O deserto de Negev, que flui através de Israel, é um dos lugares mais secos da Terra, mas no fundo da sua superfície há uma história diferente. No arenito subterrâneo profundo é um reservatório água fóssil que ficou sem danos por centenas de milhares de anos.

Os pesquisadores sabem que essa água é velha porque não pode ser reabastecida por chuvas fortes recentes. Todo ano é quase o suficiente para molhar a terra – apenas alguns centímetros no máximo.

Portanto, a bacia hidrográfica deve ser um produto da história antiga da região, um testemunho das mudanças dramáticas que ocorreram na paisagem por milênios.

Mas de onde veio a água? A bacia hidrográfica é parte do Sistema de água de arenito núbioa maior parte está sob o Saara oriental. Tudo está conectado? Quanta água está abaixo do Deserto do Negeve o que isso faz?

Para descobrir, uma equipe da Universidade Ben-Gurion do Negev se voltou para uma técnica incomum desenvolvida no Laboratório Nacional de Argon dos EUA: análise de um isótopo radioativo raro do elemento gás criptônio.

Ao fazer isso, eles conseguiram rastrear as origens das águas subterrâneas em dois eventos – um a menos de 38.000 anos atrás, e o outro há 360.000 anos.
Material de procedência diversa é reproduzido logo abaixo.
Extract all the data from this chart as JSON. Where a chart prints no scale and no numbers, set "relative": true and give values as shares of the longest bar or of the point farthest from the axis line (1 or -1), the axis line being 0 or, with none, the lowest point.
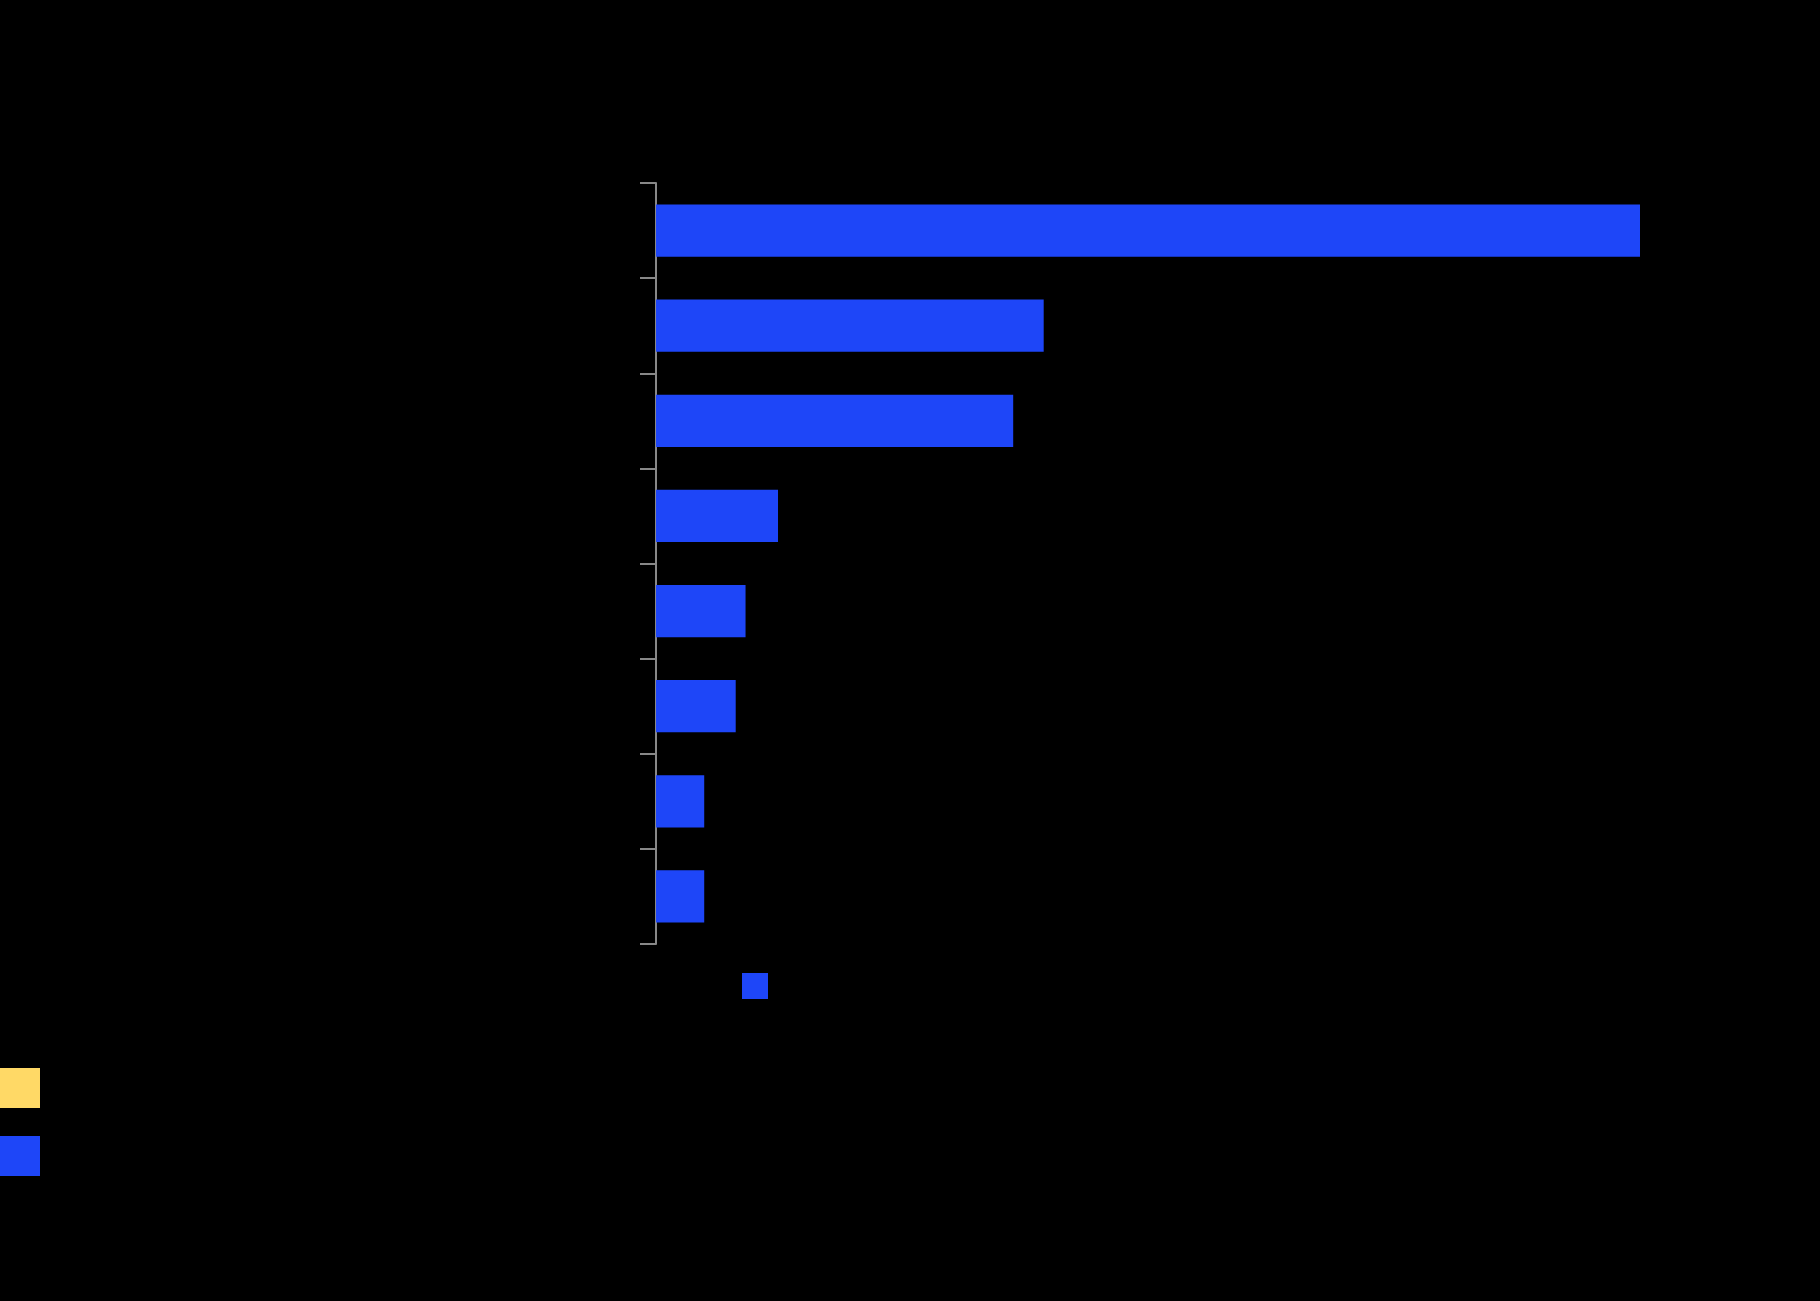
{
  "chart_data": {
    "type": "bar",
    "orientation": "horizontal",
    "relative": true,
    "categories": [
      null,
      null,
      null,
      null,
      null,
      null,
      null,
      null
    ],
    "values": [
      1,
      0.394,
      0.363,
      0.124,
      0.091,
      0.081,
      0.049,
      0.049
    ],
    "color": "#1e46f8"
  }
}
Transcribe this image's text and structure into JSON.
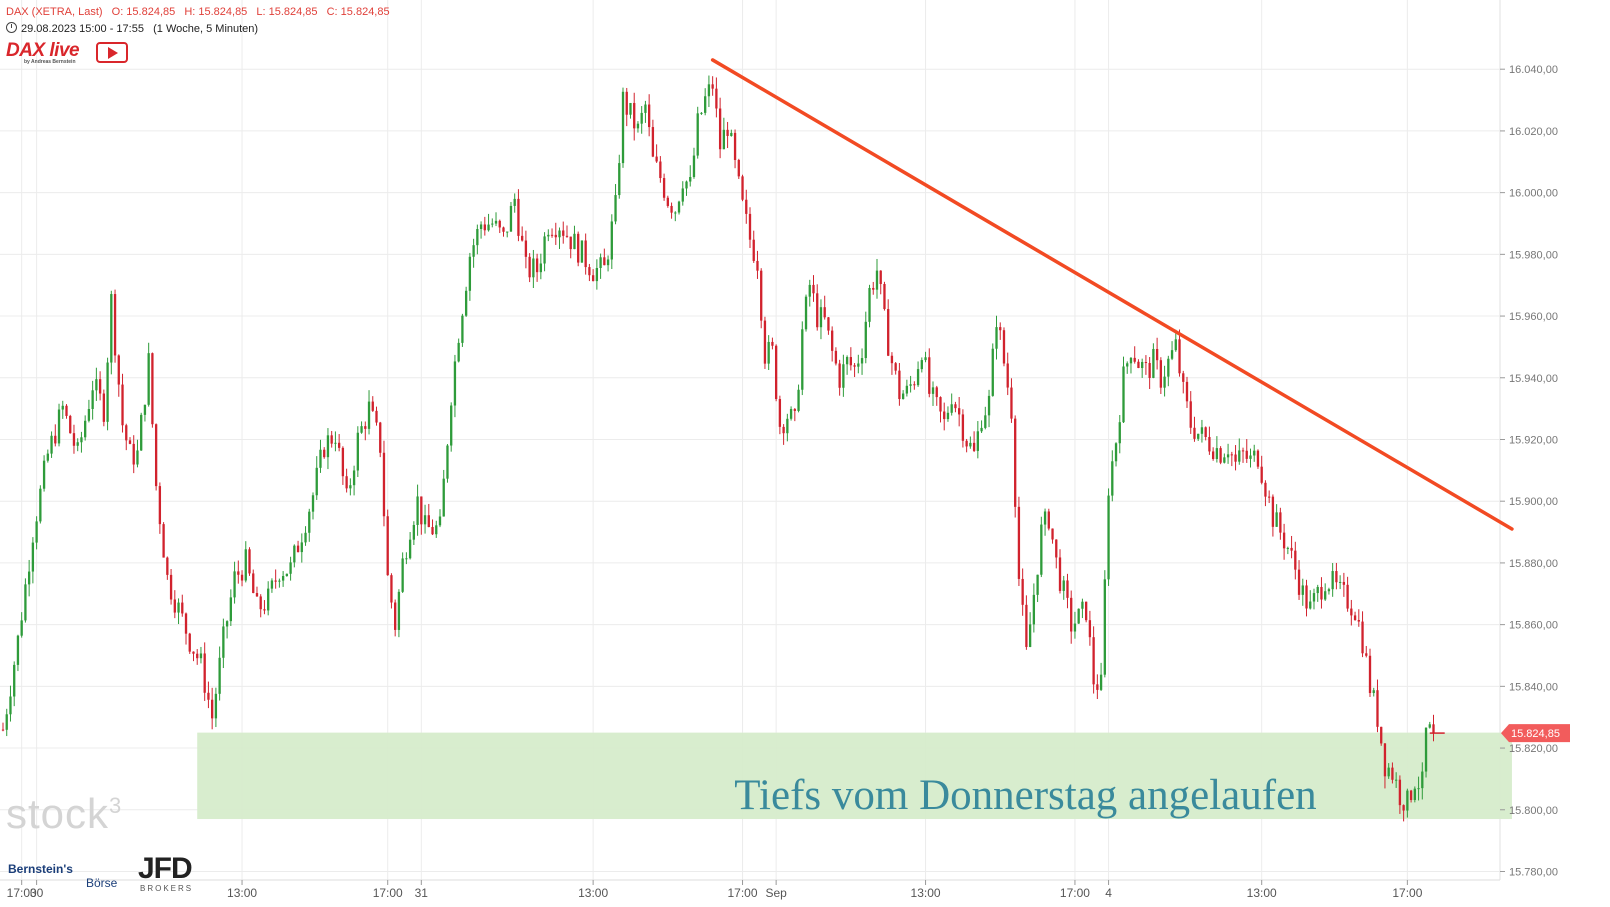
{
  "header": {
    "instrument": "DAX (XETRA, Last)",
    "open": "O: 15.824,85",
    "high": "H: 15.824,85",
    "low": "L: 15.824,85",
    "close": "C: 15.824,85",
    "time_range": "29.08.2023 15:00 - 17:55",
    "interval": "(1 Woche, 5 Minuten)"
  },
  "logos": {
    "dax_live": "DAX live",
    "dax_live_sub": "by Andreas Bernstein",
    "stock3": "stock",
    "stock3_sup": "3",
    "bernstein": "Bernstein's",
    "borse": "Börse",
    "jfd": "JFD",
    "jfd_sub": "BROKERS"
  },
  "colors": {
    "up": "#2e9b3a",
    "down": "#d1222d",
    "trendline": "#f24a23",
    "zone": "#d6eccb",
    "annotation": "#3a8a9c",
    "price_tag": "#f25c5c"
  },
  "chart_data": {
    "type": "candlestick",
    "title": "DAX (XETRA, Last)",
    "y_ticks": [
      "15.780,00",
      "15.800,00",
      "15.820,00",
      "15.840,00",
      "15.860,00",
      "15.880,00",
      "15.900,00",
      "15.920,00",
      "15.940,00",
      "15.960,00",
      "15.980,00",
      "16.000,00",
      "16.020,00",
      "16.040,00"
    ],
    "y_tick_values": [
      15780,
      15800,
      15820,
      15840,
      15860,
      15880,
      15900,
      15920,
      15940,
      15960,
      15980,
      16000,
      16020,
      16040
    ],
    "ylim": [
      15774,
      16054
    ],
    "x_ticks": [
      {
        "label": "17:00",
        "i": 5
      },
      {
        "label": "30",
        "i": 9
      },
      {
        "label": "13:00",
        "i": 64
      },
      {
        "label": "17:00",
        "i": 103
      },
      {
        "label": "31",
        "i": 112
      },
      {
        "label": "13:00",
        "i": 158
      },
      {
        "label": "17:00",
        "i": 198
      },
      {
        "label": "Sep",
        "i": 207
      },
      {
        "label": "13:00",
        "i": 247
      },
      {
        "label": "17:00",
        "i": 287
      },
      {
        "label": "4",
        "i": 296
      },
      {
        "label": "13:00",
        "i": 337
      },
      {
        "label": "17:00",
        "i": 376
      }
    ],
    "current_price": 15824.85,
    "current_price_label": "15.824,85",
    "x_index_range": [
      0,
      400
    ],
    "trendline": {
      "from": {
        "i": 190,
        "price": 16043
      },
      "to": {
        "i": 404,
        "price": 15891
      }
    },
    "zone": {
      "from_i": 52,
      "to_i": 404,
      "low": 15797,
      "high": 15825
    },
    "annotation": "Tiefs vom Donnerstag angelaufen",
    "closes": [
      {
        "i": 0,
        "c": 15826
      },
      {
        "i": 4,
        "c": 15855
      },
      {
        "i": 8,
        "c": 15890
      },
      {
        "i": 12,
        "c": 15915
      },
      {
        "i": 16,
        "c": 15930
      },
      {
        "i": 20,
        "c": 15915
      },
      {
        "i": 24,
        "c": 15938
      },
      {
        "i": 27,
        "c": 15930
      },
      {
        "i": 29,
        "c": 15965
      },
      {
        "i": 32,
        "c": 15925
      },
      {
        "i": 34,
        "c": 15915
      },
      {
        "i": 36,
        "c": 15915
      },
      {
        "i": 39,
        "c": 15945
      },
      {
        "i": 41,
        "c": 15905
      },
      {
        "i": 44,
        "c": 15875
      },
      {
        "i": 47,
        "c": 15865
      },
      {
        "i": 50,
        "c": 15855
      },
      {
        "i": 53,
        "c": 15847
      },
      {
        "i": 56,
        "c": 15830
      },
      {
        "i": 59,
        "c": 15855
      },
      {
        "i": 62,
        "c": 15875
      },
      {
        "i": 65,
        "c": 15880
      },
      {
        "i": 68,
        "c": 15865
      },
      {
        "i": 71,
        "c": 15868
      },
      {
        "i": 74,
        "c": 15878
      },
      {
        "i": 77,
        "c": 15878
      },
      {
        "i": 80,
        "c": 15890
      },
      {
        "i": 83,
        "c": 15902
      },
      {
        "i": 86,
        "c": 15918
      },
      {
        "i": 89,
        "c": 15922
      },
      {
        "i": 92,
        "c": 15900
      },
      {
        "i": 95,
        "c": 15920
      },
      {
        "i": 98,
        "c": 15930
      },
      {
        "i": 101,
        "c": 15918
      },
      {
        "i": 103,
        "c": 15875
      },
      {
        "i": 105,
        "c": 15860
      },
      {
        "i": 107,
        "c": 15880
      },
      {
        "i": 109,
        "c": 15892
      },
      {
        "i": 111,
        "c": 15900
      },
      {
        "i": 113,
        "c": 15891
      },
      {
        "i": 115,
        "c": 15891
      },
      {
        "i": 117,
        "c": 15891
      },
      {
        "i": 120,
        "c": 15935
      },
      {
        "i": 122,
        "c": 15955
      },
      {
        "i": 125,
        "c": 15980
      },
      {
        "i": 128,
        "c": 15990
      },
      {
        "i": 131,
        "c": 15990
      },
      {
        "i": 134,
        "c": 15985
      },
      {
        "i": 137,
        "c": 15998
      },
      {
        "i": 140,
        "c": 15975
      },
      {
        "i": 143,
        "c": 15975
      },
      {
        "i": 146,
        "c": 15990
      },
      {
        "i": 149,
        "c": 15990
      },
      {
        "i": 152,
        "c": 15985
      },
      {
        "i": 155,
        "c": 15980
      },
      {
        "i": 158,
        "c": 15975
      },
      {
        "i": 161,
        "c": 15975
      },
      {
        "i": 164,
        "c": 15995
      },
      {
        "i": 166,
        "c": 16030
      },
      {
        "i": 168,
        "c": 16025
      },
      {
        "i": 170,
        "c": 16020
      },
      {
        "i": 172,
        "c": 16028
      },
      {
        "i": 174,
        "c": 16010
      },
      {
        "i": 176,
        "c": 16005
      },
      {
        "i": 178,
        "c": 15998
      },
      {
        "i": 180,
        "c": 15995
      },
      {
        "i": 182,
        "c": 16005
      },
      {
        "i": 184,
        "c": 16002
      },
      {
        "i": 186,
        "c": 16022
      },
      {
        "i": 188,
        "c": 16030
      },
      {
        "i": 190,
        "c": 16035
      },
      {
        "i": 192,
        "c": 16015
      },
      {
        "i": 194,
        "c": 16022
      },
      {
        "i": 196,
        "c": 16008
      },
      {
        "i": 198,
        "c": 15995
      },
      {
        "i": 200,
        "c": 15985
      },
      {
        "i": 202,
        "c": 15978
      },
      {
        "i": 204,
        "c": 15948
      },
      {
        "i": 206,
        "c": 15948
      },
      {
        "i": 208,
        "c": 15925
      },
      {
        "i": 210,
        "c": 15928
      },
      {
        "i": 212,
        "c": 15925
      },
      {
        "i": 214,
        "c": 15955
      },
      {
        "i": 216,
        "c": 15970
      },
      {
        "i": 218,
        "c": 15960
      },
      {
        "i": 220,
        "c": 15958
      },
      {
        "i": 222,
        "c": 15948
      },
      {
        "i": 224,
        "c": 15940
      },
      {
        "i": 226,
        "c": 15945
      },
      {
        "i": 228,
        "c": 15943
      },
      {
        "i": 230,
        "c": 15950
      },
      {
        "i": 232,
        "c": 15968
      },
      {
        "i": 234,
        "c": 15975
      },
      {
        "i": 236,
        "c": 15958
      },
      {
        "i": 238,
        "c": 15945
      },
      {
        "i": 240,
        "c": 15935
      },
      {
        "i": 242,
        "c": 15935
      },
      {
        "i": 244,
        "c": 15940
      },
      {
        "i": 246,
        "c": 15950
      },
      {
        "i": 248,
        "c": 15935
      },
      {
        "i": 250,
        "c": 15930
      },
      {
        "i": 252,
        "c": 15925
      },
      {
        "i": 254,
        "c": 15935
      },
      {
        "i": 256,
        "c": 15928
      },
      {
        "i": 258,
        "c": 15920
      },
      {
        "i": 260,
        "c": 15915
      },
      {
        "i": 262,
        "c": 15928
      },
      {
        "i": 264,
        "c": 15932
      },
      {
        "i": 266,
        "c": 15960
      },
      {
        "i": 268,
        "c": 15945
      },
      {
        "i": 270,
        "c": 15930
      },
      {
        "i": 272,
        "c": 15875
      },
      {
        "i": 274,
        "c": 15850
      },
      {
        "i": 276,
        "c": 15870
      },
      {
        "i": 278,
        "c": 15890
      },
      {
        "i": 280,
        "c": 15895
      },
      {
        "i": 282,
        "c": 15880
      },
      {
        "i": 284,
        "c": 15870
      },
      {
        "i": 286,
        "c": 15860
      },
      {
        "i": 288,
        "c": 15862
      },
      {
        "i": 290,
        "c": 15865
      },
      {
        "i": 292,
        "c": 15842
      },
      {
        "i": 294,
        "c": 15840
      },
      {
        "i": 296,
        "c": 15905
      },
      {
        "i": 298,
        "c": 15920
      },
      {
        "i": 300,
        "c": 15940
      },
      {
        "i": 302,
        "c": 15950
      },
      {
        "i": 304,
        "c": 15945
      },
      {
        "i": 306,
        "c": 15942
      },
      {
        "i": 308,
        "c": 15945
      },
      {
        "i": 310,
        "c": 15940
      },
      {
        "i": 312,
        "c": 15945
      },
      {
        "i": 314,
        "c": 15950
      },
      {
        "i": 316,
        "c": 15935
      },
      {
        "i": 318,
        "c": 15925
      },
      {
        "i": 320,
        "c": 15922
      },
      {
        "i": 322,
        "c": 15920
      },
      {
        "i": 324,
        "c": 15918
      },
      {
        "i": 326,
        "c": 15916
      },
      {
        "i": 328,
        "c": 15918
      },
      {
        "i": 330,
        "c": 15912
      },
      {
        "i": 332,
        "c": 15915
      },
      {
        "i": 334,
        "c": 15913
      },
      {
        "i": 336,
        "c": 15915
      },
      {
        "i": 338,
        "c": 15905
      },
      {
        "i": 340,
        "c": 15895
      },
      {
        "i": 342,
        "c": 15890
      },
      {
        "i": 344,
        "c": 15885
      },
      {
        "i": 346,
        "c": 15878
      },
      {
        "i": 348,
        "c": 15870
      },
      {
        "i": 350,
        "c": 15865
      },
      {
        "i": 352,
        "c": 15870
      },
      {
        "i": 354,
        "c": 15875
      },
      {
        "i": 356,
        "c": 15873
      },
      {
        "i": 358,
        "c": 15870
      },
      {
        "i": 360,
        "c": 15868
      },
      {
        "i": 362,
        "c": 15865
      },
      {
        "i": 364,
        "c": 15855
      },
      {
        "i": 366,
        "c": 15840
      },
      {
        "i": 368,
        "c": 15830
      },
      {
        "i": 370,
        "c": 15815
      },
      {
        "i": 372,
        "c": 15812
      },
      {
        "i": 374,
        "c": 15805
      },
      {
        "i": 376,
        "c": 15802
      },
      {
        "i": 378,
        "c": 15810
      },
      {
        "i": 380,
        "c": 15808
      },
      {
        "i": 381,
        "c": 15824.85
      },
      {
        "i": 383,
        "c": 15824.85
      }
    ]
  }
}
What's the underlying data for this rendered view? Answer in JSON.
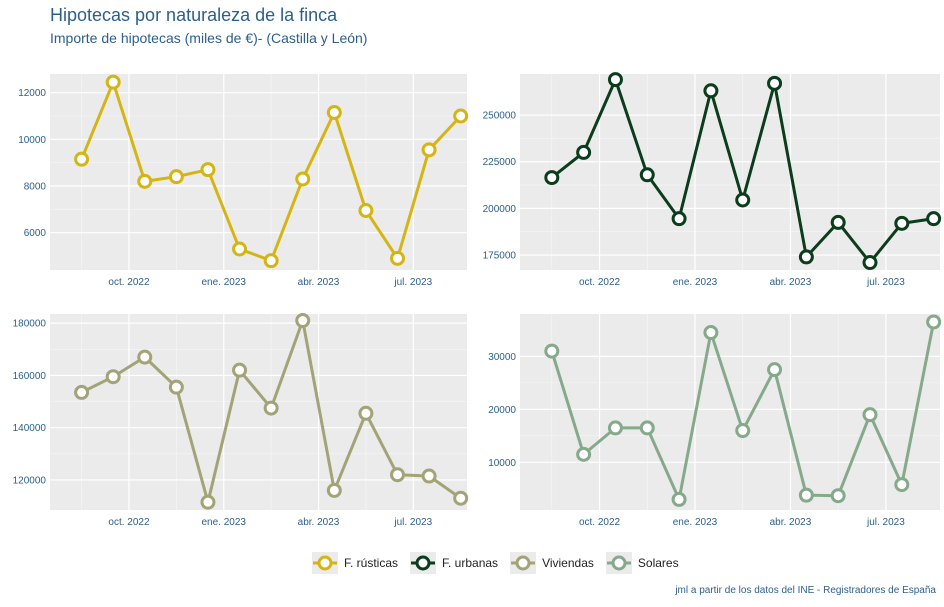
{
  "title": "Hipotecas por naturaleza de la finca",
  "subtitle": "Importe de hipotecas (miles de €)- (Castilla y León)",
  "caption": "jml a partir de los datos del INE - Registradores de España",
  "x_tick_labels": [
    "oct. 2022",
    "ene. 2023",
    "abr. 2023",
    "jul. 2023"
  ],
  "chart_data": [
    {
      "type": "line",
      "series": [
        {
          "name": "F. rústicas",
          "color": "#d4b514",
          "x": [
            "2022-08",
            "2022-09",
            "2022-10",
            "2022-11",
            "2022-12",
            "2023-01",
            "2023-02",
            "2023-03",
            "2023-04",
            "2023-05",
            "2023-06",
            "2023-07",
            "2023-08"
          ],
          "values": [
            9150,
            12450,
            8200,
            8400,
            8700,
            5300,
            4800,
            8300,
            11150,
            6950,
            4900,
            9550,
            11000
          ]
        }
      ],
      "ylim": [
        4400,
        12800
      ],
      "yticks": [
        6000,
        8000,
        10000,
        12000
      ],
      "ytick_labels": [
        "6000",
        "8000",
        "10000",
        "12000"
      ]
    },
    {
      "type": "line",
      "series": [
        {
          "name": "F. urbanas",
          "color": "#0b3d1c",
          "x": [
            "2022-08",
            "2022-09",
            "2022-10",
            "2022-11",
            "2022-12",
            "2023-01",
            "2023-02",
            "2023-03",
            "2023-04",
            "2023-05",
            "2023-06",
            "2023-07",
            "2023-08"
          ],
          "values": [
            216500,
            230000,
            269000,
            218000,
            194500,
            263000,
            204500,
            267000,
            174000,
            192500,
            171000,
            192000,
            194500
          ]
        }
      ],
      "ylim": [
        167000,
        272000
      ],
      "yticks": [
        175000,
        200000,
        225000,
        250000
      ],
      "ytick_labels": [
        "175000",
        "200000",
        "225000",
        "250000"
      ]
    },
    {
      "type": "line",
      "series": [
        {
          "name": "Viviendas",
          "color": "#a3a378",
          "x": [
            "2022-08",
            "2022-09",
            "2022-10",
            "2022-11",
            "2022-12",
            "2023-01",
            "2023-02",
            "2023-03",
            "2023-04",
            "2023-05",
            "2023-06",
            "2023-07",
            "2023-08"
          ],
          "values": [
            153500,
            159500,
            167000,
            155500,
            111500,
            162000,
            147500,
            181000,
            116000,
            145500,
            122000,
            121500,
            113000
          ]
        }
      ],
      "ylim": [
        108500,
        183500
      ],
      "yticks": [
        120000,
        140000,
        160000,
        180000
      ],
      "ytick_labels": [
        "120000",
        "140000",
        "160000",
        "180000"
      ]
    },
    {
      "type": "line",
      "series": [
        {
          "name": "Solares",
          "color": "#86a98b",
          "x": [
            "2022-08",
            "2022-09",
            "2022-10",
            "2022-11",
            "2022-12",
            "2023-01",
            "2023-02",
            "2023-03",
            "2023-04",
            "2023-05",
            "2023-06",
            "2023-07",
            "2023-08"
          ],
          "values": [
            31000,
            11500,
            16500,
            16500,
            3000,
            34500,
            16000,
            27500,
            3800,
            3700,
            19000,
            5800,
            36500
          ]
        }
      ],
      "ylim": [
        1000,
        38000
      ],
      "yticks": [
        10000,
        20000,
        30000
      ],
      "ytick_labels": [
        "10000",
        "20000",
        "30000"
      ]
    }
  ]
}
É assim que funciona. Depois de coletar água de mais de 20 poços no deserto, os pesquisadores dividiram o gás em suas amostras.

É quando a técnica de Argonne é chamada Análise de Captura Atômica. Isso pode selecionar o radioisótopo raro 81Gás criptomoeda, e data entre 40.000 e 1.5 milhões de anos atrás.

Além disso, eles procuraram por deutério, um isótopo "pesado" de hidrogênio que pode ser produzido por processos de evaporação.

"Nós procuramos o delta deutério, que é uma medida da diferença na proporção de hidrogênio pesado em relação ao hidrogênio regular". disse o físico Jake Zappala, do Laboratório Nacional Argonne..

"Esse número varia de acordo com diferentes corpos d'água, dependendo de onde a água veio e de como eram as condições climáticas, o que é importante".

Em outras palavras, embora o deutério seja bastante raro, a quantidade dele em uma amostra de água varia dependendo de onde foi produzido e como. Por isso, pode ser usado como uma espécie de rótulo local para uma amostra de água.

Os resultados mostraram dois grandes fluxos de água, ambos aparentemente coincidindo com períodos climáticos mais frios. O mais recente – cerca de 38.000 anos atrás – foi entregue por ciclones do Mediterrâneo associados à Último Máximo de Gelo.

O mais antigo, cerca de 360.000 anos atrás, quando as temperaturas globais eram mais frias do que agora, era proveniente de penas tropicais carregadas pelo Oceano Atlântico.

"Até onde sabemos, esta foi a primeira vez que as águas subterrâneas puderam ser usadas diretamente como um arquivo de clima durante esses longos períodos de tempo" Disse Zappala.

"Usando o recurso de rádio-encontros, somos capazes de dizer quando choveu, e a proporção de água leve pesada nos diz algo sobre o padrão climático.

"Portanto, temos uma correlação direta entre padrões climáticos temporais e regionais".

Esta descoberta revela que a água sob o Deserto de Negev não é a mesma água fóssil sob o Saara depositada pelas monções holocênicas. Mas também mostra uma nova maneira pela qual podemos usar a água fóssil para reunir a dinâmica climática do passado.

Por sua vez, isso pode nos ajudar a modelar o comportamento climático atual e futuro – uma parte importante da compreensão do planeta em que vivemos.

A pesquisa foi publicada em PNAS.

Esta matéria foi traduzida do portal Science Alert Pty Ltd.